Updated on 2022-09-14 GMT+08:00

Scenario Description

Scenario Description

Assume that person table of Hive stores a user's consumption amount on the current day and HBase table2 stores the user's history consumption amount data.

In the person table, the name=1,account=100 record indicates that user1's consumption amount on the current day is 100 CNY.

In table2, the key=1,cf:cid=1000 record indicates that user1's history consumption amount is 1000 CNY.

Based on some service requirements, a Spark application must be developed to implement the following functions:

Calculate a user's history consumption amount based on the user name, that is, the user's total consumption amount =100 (consumption amount of the current day) + 1000 (history consumption amount).

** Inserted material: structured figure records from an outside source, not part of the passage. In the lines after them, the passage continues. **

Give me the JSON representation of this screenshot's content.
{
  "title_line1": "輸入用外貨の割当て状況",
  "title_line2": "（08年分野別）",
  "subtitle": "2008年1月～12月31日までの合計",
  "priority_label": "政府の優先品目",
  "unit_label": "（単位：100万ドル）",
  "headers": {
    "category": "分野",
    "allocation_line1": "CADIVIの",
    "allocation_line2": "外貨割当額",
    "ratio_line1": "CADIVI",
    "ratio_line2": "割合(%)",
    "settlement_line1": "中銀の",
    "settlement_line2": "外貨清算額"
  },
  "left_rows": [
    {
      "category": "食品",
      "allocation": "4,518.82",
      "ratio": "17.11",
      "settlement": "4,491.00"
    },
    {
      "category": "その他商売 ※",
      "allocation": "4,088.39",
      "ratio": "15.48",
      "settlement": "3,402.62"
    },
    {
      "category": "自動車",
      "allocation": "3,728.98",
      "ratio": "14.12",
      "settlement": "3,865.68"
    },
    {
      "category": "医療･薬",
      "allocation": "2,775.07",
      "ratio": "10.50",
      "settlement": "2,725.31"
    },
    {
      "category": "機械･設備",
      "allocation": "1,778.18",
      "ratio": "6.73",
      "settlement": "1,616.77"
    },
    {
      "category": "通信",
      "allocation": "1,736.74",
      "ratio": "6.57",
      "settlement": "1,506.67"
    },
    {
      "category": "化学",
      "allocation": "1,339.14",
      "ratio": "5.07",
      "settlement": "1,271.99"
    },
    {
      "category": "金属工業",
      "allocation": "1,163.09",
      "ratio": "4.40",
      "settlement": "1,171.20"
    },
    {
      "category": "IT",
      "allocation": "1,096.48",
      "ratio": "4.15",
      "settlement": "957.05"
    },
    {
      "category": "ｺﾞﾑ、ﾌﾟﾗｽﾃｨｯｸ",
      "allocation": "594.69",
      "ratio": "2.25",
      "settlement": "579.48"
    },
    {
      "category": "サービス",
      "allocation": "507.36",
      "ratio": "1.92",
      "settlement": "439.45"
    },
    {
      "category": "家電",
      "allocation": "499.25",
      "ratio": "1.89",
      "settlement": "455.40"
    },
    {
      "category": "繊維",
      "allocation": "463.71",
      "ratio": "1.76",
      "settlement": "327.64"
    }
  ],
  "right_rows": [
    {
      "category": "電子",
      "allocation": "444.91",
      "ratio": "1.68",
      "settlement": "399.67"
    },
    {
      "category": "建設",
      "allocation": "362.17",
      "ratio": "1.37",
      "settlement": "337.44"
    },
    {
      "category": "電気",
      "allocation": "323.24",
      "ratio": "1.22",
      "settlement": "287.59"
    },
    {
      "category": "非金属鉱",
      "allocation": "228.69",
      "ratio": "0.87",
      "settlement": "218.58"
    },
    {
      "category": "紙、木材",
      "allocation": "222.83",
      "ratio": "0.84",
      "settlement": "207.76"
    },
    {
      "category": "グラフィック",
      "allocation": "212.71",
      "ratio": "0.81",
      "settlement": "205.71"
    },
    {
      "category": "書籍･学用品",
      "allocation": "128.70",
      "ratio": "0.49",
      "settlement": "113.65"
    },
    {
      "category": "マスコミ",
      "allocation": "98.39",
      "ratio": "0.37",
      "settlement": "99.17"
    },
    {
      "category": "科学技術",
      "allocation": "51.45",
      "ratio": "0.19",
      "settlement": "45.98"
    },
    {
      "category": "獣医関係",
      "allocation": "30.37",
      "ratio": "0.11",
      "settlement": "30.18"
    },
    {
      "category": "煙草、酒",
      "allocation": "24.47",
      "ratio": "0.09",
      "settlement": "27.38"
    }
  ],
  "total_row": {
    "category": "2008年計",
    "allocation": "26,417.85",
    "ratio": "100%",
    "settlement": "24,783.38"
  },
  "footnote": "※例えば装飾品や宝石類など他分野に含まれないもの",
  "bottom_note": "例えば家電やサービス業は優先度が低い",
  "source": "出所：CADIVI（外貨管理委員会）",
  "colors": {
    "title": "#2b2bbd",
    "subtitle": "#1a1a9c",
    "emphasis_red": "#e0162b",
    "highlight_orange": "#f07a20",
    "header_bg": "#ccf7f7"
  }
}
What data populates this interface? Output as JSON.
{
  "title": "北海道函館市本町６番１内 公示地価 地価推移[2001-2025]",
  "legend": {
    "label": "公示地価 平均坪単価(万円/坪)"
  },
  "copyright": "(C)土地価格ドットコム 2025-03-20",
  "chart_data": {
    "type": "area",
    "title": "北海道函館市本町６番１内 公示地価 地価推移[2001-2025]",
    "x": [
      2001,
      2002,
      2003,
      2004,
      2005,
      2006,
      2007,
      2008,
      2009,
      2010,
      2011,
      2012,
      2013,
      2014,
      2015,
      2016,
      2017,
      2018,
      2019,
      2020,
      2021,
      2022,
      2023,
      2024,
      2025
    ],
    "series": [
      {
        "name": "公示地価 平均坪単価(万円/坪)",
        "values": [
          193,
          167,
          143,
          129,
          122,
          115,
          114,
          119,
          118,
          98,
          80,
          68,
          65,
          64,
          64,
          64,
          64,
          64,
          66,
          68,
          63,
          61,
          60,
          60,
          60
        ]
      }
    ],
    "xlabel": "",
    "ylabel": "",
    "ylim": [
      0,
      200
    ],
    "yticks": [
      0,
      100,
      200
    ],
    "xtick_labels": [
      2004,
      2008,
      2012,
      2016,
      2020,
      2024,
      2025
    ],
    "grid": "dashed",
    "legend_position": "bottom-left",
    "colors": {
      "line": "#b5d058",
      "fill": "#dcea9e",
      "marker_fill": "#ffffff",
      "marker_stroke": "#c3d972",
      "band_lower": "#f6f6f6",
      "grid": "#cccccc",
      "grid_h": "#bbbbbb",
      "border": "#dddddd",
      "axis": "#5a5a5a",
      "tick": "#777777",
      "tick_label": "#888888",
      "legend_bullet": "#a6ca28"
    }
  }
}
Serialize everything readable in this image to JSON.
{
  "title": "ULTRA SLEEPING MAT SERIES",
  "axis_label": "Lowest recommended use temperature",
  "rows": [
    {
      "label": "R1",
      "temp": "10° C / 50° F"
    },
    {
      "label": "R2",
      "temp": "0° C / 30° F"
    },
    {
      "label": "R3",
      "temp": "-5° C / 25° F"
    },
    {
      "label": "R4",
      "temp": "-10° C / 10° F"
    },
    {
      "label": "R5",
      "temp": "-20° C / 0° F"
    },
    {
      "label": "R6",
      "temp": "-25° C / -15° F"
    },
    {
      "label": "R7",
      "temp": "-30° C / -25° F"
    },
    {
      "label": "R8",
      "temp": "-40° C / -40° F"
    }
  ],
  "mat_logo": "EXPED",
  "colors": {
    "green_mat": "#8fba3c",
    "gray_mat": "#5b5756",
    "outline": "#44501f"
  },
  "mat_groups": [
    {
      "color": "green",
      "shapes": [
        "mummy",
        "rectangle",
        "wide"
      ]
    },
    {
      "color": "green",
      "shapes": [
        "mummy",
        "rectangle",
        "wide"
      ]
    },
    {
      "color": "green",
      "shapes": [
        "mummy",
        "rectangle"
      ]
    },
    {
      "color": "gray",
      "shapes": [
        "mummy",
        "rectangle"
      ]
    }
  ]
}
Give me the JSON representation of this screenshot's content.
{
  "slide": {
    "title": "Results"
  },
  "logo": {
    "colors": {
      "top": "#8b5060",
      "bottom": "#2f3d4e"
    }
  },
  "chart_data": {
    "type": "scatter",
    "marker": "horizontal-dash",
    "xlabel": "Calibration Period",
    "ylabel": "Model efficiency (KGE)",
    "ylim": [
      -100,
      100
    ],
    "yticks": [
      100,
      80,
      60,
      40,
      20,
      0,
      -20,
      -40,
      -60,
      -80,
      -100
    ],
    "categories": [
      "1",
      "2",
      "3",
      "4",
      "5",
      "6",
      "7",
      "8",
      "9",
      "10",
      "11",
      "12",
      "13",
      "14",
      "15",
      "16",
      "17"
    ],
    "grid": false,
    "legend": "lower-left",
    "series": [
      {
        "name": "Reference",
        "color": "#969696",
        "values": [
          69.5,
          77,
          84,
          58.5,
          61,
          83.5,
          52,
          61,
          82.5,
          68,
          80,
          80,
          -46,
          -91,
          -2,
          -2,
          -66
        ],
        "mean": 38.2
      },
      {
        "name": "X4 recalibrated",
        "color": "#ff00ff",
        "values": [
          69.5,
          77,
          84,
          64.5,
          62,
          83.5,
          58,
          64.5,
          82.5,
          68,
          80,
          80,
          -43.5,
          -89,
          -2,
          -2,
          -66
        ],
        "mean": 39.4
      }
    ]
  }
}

In the preceding example, the application run result is that in table2, the total consumption amount of user1 (key=1) is cf:cid=1100 CNY.

Data Planning

Before developing the application, create a Hive table named person and insert data to the table. At the same time, create HBase table2 so that you can write the data analysis result to it.

  1. Save original log files to HDFS.

    1. Create a blank log1.txt file on the local PC and write the following content to the file.
      1,100
    2. Create the /tmp/input directory in HDFS and upload the log1.txt file to the directory.
      1. On the HDFS client, run the following commands for authentication:

        cd /opt/client

        kinit -kt '/opt/client/Spark/spark/conf/user.keytab' <Service user for authentication>

        Specify the path of the user.keytab file based on the site requirements.

      2. On the HDFS client running the Linux OS, run the hadoop fs -mkdir /tmp/input command (or the hdfs dfs command) to create a directory.
      3. On the HDFS client running the Linux OS, run the hadoop fs -put log1.txt /tmp/input command to upload the data file.

  2. Store the imported data to the Hive table.

    Ensure that the ThriftServer is started. Use the Beeline tool to create a Hive table and insert data to the table.

    1. Run the following command to create a Hive table named person:

      create table person

      (

      name STRING,

      account INT

      )ROW FORMAT DELIMITED FIELDS TERMINATED BY ',' ESCAPED BY '\\' STORED AS TEXTFILE;

    2. Run the following command to insert data to the person table:

      load data inpath '/tmp/input/log1.txt' into table person;

  3. Create an HBase table.

    1. Run the following command to create a table named table2 through HBase:

      create 'table2', 'cf'

    2. Run the following command on HBase to insert data to HBase table2:

      put 'table2', '1', 'cf:cid', '1000'

    If Kerberos authentication is enabled, set spark.yarn.security.credentials.hbase.enabled in the client configuration file spark-default.conf and on the sparkJDBC server to true.

Development Guidelines

  1. Query data in the person Hive table.
  2. Query data in table2 based on the key value in the person table.
  3. Sum the data records obtained in the previous two steps.
  4. Write the result of the previous step to table2.